Bupati Beltim Tinjau Pelayanan KB Serentak Tahun 2026 di Pustu ILP Desa Padang

09/Feb/2026, 20:04 WIB • Vishy

utama #Pelayanan KB Serentak #Kesehatan #Pengendalian penduduk dan keluarga berencana 👁️ 22x dibaca

Manggar, Diskominfo SP Beltim – Bupati Belitung Timur (Beltim), Kamarudin Muten melakukan peninjauan Pelayanan Keluarga Berencana (KB) Serentak Tahun 2026 yang dilaksanakan di Pustu ILP Desa Padang, Kecamatan Manggar, Senin (09/02/26).

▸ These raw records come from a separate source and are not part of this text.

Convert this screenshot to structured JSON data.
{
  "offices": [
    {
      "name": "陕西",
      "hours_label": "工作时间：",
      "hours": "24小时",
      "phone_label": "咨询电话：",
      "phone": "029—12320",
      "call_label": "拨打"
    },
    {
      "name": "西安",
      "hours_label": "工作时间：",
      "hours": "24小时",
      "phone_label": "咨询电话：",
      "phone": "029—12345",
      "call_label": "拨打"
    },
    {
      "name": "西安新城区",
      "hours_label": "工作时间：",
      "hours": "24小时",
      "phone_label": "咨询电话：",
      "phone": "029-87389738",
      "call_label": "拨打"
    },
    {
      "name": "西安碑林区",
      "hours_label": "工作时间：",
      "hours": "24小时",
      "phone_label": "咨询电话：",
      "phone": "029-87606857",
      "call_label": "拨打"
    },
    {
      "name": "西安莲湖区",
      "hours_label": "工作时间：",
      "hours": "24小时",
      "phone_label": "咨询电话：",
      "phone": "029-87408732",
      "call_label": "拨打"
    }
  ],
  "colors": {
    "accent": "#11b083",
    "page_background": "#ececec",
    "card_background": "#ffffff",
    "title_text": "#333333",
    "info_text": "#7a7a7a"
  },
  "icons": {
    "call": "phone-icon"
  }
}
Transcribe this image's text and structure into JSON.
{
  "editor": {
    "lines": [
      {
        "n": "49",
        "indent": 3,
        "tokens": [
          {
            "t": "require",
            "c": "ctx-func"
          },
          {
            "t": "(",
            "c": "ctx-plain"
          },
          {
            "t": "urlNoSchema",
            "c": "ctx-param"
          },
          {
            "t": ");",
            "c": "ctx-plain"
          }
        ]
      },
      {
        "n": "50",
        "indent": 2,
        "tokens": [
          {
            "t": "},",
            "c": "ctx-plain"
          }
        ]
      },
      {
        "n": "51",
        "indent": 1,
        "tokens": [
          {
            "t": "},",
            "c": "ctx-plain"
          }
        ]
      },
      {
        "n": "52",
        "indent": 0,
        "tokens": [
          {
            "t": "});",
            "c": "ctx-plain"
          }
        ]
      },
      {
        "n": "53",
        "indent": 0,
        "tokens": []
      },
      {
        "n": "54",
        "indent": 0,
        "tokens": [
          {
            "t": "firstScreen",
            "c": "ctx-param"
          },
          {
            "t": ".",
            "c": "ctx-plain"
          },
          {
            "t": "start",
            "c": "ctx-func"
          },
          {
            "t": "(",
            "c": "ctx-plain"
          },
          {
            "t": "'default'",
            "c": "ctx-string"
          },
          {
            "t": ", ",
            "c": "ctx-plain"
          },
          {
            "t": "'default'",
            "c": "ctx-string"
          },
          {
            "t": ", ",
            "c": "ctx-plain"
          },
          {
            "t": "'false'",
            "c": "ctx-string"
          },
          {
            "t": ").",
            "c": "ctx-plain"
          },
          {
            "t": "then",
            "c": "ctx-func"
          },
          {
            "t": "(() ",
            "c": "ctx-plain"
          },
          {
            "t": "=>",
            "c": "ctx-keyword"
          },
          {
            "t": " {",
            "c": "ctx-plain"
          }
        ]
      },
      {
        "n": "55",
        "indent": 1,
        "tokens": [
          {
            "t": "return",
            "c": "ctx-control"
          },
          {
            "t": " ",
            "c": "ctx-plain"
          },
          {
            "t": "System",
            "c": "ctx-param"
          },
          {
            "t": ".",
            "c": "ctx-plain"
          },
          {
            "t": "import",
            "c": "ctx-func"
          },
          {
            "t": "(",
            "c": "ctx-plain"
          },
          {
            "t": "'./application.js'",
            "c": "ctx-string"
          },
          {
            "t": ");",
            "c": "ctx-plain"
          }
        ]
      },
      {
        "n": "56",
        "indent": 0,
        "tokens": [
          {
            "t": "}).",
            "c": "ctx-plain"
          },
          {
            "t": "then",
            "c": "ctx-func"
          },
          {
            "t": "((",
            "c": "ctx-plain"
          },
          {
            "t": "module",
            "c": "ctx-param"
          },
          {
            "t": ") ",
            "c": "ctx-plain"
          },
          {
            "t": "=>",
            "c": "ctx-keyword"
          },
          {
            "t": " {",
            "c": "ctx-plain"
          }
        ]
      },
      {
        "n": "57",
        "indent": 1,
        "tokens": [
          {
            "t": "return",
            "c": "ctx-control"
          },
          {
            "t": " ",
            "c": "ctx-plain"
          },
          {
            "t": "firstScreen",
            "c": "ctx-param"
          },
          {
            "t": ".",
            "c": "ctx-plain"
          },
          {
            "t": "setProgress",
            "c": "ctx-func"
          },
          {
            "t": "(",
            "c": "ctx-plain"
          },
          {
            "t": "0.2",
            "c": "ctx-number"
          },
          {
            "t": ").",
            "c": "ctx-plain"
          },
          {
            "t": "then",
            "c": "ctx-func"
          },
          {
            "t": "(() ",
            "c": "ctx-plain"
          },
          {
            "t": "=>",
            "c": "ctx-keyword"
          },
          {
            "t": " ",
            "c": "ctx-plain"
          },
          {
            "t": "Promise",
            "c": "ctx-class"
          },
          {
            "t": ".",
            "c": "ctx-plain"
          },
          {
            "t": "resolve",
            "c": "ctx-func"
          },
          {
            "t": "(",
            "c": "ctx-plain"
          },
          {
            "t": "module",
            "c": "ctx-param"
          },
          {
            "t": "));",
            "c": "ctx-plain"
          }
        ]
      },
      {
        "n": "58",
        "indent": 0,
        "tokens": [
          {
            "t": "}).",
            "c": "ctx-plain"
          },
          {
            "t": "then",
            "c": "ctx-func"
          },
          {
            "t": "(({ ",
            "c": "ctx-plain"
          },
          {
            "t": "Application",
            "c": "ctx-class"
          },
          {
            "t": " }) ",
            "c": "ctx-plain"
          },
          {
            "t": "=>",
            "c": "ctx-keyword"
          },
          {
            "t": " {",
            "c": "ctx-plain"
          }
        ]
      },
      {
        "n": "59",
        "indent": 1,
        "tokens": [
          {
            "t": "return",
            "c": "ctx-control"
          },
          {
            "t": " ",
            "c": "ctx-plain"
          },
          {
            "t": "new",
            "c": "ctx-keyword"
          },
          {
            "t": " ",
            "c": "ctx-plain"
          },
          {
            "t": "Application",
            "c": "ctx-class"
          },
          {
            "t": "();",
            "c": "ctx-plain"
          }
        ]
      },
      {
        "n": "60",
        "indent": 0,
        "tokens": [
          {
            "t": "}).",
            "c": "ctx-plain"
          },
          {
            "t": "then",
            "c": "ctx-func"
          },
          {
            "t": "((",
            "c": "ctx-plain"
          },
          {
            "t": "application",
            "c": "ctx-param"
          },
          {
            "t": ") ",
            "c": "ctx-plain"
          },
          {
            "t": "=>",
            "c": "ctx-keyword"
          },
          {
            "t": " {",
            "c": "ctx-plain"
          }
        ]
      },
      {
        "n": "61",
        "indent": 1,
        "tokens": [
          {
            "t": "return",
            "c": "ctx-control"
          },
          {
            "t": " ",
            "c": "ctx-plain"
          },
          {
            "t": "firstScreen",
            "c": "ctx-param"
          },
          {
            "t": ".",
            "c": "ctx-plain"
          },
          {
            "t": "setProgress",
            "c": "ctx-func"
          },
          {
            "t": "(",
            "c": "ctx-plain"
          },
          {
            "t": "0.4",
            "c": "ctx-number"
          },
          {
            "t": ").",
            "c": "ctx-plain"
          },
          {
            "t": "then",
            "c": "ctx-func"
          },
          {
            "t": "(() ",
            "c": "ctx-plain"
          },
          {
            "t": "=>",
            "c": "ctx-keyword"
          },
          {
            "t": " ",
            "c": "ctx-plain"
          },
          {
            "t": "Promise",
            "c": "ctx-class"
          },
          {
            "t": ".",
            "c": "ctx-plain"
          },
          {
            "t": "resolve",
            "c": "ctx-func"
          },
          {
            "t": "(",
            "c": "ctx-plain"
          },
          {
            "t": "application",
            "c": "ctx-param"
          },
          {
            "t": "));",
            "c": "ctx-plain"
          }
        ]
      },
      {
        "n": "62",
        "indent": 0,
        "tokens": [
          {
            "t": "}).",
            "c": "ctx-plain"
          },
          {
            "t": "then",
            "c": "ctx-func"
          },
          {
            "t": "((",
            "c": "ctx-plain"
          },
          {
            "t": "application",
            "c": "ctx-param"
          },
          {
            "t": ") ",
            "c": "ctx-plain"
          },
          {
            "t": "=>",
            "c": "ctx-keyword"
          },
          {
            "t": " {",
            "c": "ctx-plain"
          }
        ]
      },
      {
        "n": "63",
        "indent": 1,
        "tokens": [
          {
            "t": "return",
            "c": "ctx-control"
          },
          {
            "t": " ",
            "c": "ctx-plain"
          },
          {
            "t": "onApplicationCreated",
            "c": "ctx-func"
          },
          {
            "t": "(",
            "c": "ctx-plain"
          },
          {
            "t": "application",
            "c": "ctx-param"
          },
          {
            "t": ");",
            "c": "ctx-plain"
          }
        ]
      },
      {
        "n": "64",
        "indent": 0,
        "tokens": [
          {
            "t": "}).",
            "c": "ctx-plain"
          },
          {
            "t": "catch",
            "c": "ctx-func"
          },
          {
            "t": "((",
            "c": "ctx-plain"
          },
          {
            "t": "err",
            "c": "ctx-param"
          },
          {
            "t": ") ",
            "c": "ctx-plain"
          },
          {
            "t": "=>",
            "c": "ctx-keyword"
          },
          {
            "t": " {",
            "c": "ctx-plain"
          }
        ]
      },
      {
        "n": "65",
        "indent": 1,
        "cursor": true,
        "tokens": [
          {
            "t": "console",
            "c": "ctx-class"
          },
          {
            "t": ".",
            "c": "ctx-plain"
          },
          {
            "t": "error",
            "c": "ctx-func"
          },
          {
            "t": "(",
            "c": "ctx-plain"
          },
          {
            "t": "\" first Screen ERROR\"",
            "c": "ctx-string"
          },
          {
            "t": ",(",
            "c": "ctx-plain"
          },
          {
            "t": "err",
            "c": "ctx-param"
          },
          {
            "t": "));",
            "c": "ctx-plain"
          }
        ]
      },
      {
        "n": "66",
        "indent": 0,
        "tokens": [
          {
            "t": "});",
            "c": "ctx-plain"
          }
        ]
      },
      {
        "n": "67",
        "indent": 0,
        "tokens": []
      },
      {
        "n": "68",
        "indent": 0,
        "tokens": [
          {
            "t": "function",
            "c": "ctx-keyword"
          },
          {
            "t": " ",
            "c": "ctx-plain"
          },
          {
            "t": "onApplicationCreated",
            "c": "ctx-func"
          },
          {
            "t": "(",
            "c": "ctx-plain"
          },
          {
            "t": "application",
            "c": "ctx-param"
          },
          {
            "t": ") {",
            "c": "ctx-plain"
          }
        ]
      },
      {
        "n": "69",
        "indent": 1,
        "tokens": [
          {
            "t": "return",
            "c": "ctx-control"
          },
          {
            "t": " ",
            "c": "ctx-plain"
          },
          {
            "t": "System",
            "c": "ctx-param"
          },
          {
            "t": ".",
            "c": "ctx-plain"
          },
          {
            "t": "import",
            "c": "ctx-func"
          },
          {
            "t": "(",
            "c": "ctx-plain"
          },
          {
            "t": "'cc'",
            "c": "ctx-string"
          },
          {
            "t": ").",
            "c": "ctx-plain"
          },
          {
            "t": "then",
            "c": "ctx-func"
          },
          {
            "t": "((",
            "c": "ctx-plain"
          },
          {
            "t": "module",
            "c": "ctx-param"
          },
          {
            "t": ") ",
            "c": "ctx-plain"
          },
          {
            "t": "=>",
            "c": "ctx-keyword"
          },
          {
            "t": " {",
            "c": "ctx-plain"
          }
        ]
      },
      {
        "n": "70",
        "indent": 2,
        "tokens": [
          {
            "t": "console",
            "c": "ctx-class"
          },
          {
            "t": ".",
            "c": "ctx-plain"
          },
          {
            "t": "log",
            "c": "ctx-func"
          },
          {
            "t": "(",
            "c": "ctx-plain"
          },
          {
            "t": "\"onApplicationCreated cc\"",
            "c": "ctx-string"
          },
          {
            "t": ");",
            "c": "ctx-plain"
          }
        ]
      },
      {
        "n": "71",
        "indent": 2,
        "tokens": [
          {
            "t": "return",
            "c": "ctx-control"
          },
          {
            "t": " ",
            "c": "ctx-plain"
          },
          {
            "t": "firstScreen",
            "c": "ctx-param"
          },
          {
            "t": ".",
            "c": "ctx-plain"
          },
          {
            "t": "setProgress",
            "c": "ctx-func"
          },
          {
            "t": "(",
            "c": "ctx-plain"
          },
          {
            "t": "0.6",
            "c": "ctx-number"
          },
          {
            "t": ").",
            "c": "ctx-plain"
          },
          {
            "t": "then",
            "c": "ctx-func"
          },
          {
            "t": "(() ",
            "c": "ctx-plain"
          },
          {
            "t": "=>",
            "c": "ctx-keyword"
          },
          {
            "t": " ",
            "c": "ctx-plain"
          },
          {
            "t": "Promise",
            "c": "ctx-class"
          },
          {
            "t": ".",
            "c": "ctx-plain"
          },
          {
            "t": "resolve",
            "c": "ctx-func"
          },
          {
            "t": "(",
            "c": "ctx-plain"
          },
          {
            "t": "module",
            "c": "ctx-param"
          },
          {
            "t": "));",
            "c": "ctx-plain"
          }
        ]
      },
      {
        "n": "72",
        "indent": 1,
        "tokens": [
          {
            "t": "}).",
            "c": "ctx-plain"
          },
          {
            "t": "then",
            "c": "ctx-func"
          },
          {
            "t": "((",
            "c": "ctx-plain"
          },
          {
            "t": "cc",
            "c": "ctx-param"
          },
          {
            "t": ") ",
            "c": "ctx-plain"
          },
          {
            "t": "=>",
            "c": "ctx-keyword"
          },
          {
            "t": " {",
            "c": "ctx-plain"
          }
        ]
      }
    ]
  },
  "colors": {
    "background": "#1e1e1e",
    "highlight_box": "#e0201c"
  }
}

Kegiatan ini merupakan bagian dari program nasional pelayanan KB yang dilaksanakan secara serentak di seluruh wilayah Kabupaten Beltim.

Pelayanan KB Serentak Tahun 2026 menargetkan 295 akseptor se-Kabupaten Beltim untuk seluruh jenis alat dan metode kontrasepsi. Peninjauan dilakukan untuk memastikan pelayanan berjalan optimal, aman, serta sesuai dengan standar pelayanan kesehatan.

Kepala Dinas Pemberdayaan Masyarakat dan Desa, Pengendalian Penduduk dan Keluarga Berencana, Ronny Setiawan menjelaskan bahwa Pelayanan KB Serentak dilaksanakan beberapa kali dalam setahun sebagai upaya menggerakkan partisipasi masyarakat dalam program KB.

“Pelayanan KB Serentak ini dilaksanakan sekitar empat kali dalam satu tahun, antara lain pada awal tahun, peringatan Hari Ikatan Bidan Indonesia (IBI), Hari Keluarga Nasional (Harganas), serta Hari Kontrasepsi. Kegiatan ini bertujuan untuk meningkatkan kesadaran dan partisipasi masyarakat dalam menyukseskan program KB nasional,” jelasnya.

Ia menambahkan, pada dasarnya pelayanan KB dapat diakses setiap saat di fasilitas pelayanan kesehatan. Namun, kegiatan serentak ini menjadi momentum untuk meningkatkan sosialisasi dan edukasi kepada masyarakat.

“Target Pelayanan KB Serentak Tahun 2026 di Kabupaten Beltim sebanyak 295 akseptor untuk semua jenis KB. Peninjauan dilakukan di Pustu ILP Desa Padang, sementara pelayanannya dilaksanakan secara serentak di seluruh kecamatan,” ujar Ronny.

Sementara itu, Bupati Beltim, Kamarudin Muten dalam peninjauan tersebut menegaskan bahwa program KB memiliki peran strategis dalam mendukung pembangunan kesehatan keluarga dan pengendalian penduduk. Menurutnya, keberhasilan program KB tidak hanya diukur dari capaian jumlah akseptor, tetapi juga dari kualitas pelayanan dan sistem pemantauan yang berkelanjutan.

“Program KB ini merupakan program nasional yang harus kita dukung bersama. Yang terpenting adalah bagaimana ibu hamil dan akseptor KB dapat terpantau dengan baik melalui pelayanan kesehatan yang optimal,” ujar Kamarudin.

Ia juga menyoroti tentang pencegahan stunting sejak masa kehamilan. Jadi pentingnya sistem pendataan dan identifikasi bagi ibu hamil agar pelayanan kesehatan dapat diberikan secara tepat sasaran dan berkelanjutan.

“Perlu ada identitas khusus, saya minta dipasang gelang yang ada chipnya agar ibu-ibu hamil bisa terpantau. Kadang ada yang enggan datang ke fasilitas kesehatan, maka peran bidan desa sangat penting untuk memantau dan melakukan kunjungan ke rumah,” tambah Kamarudin.

Melalui Pelayanan KB Serentak Tahun 2026 ini, Pemerintah Kabupaten Beltim berharap dapat meningkatkan kualitas kesehatan keluarga serta mewujudkan keluarga yang sehat, sejahtera, dan berkualitas di Kabupaten Beltim.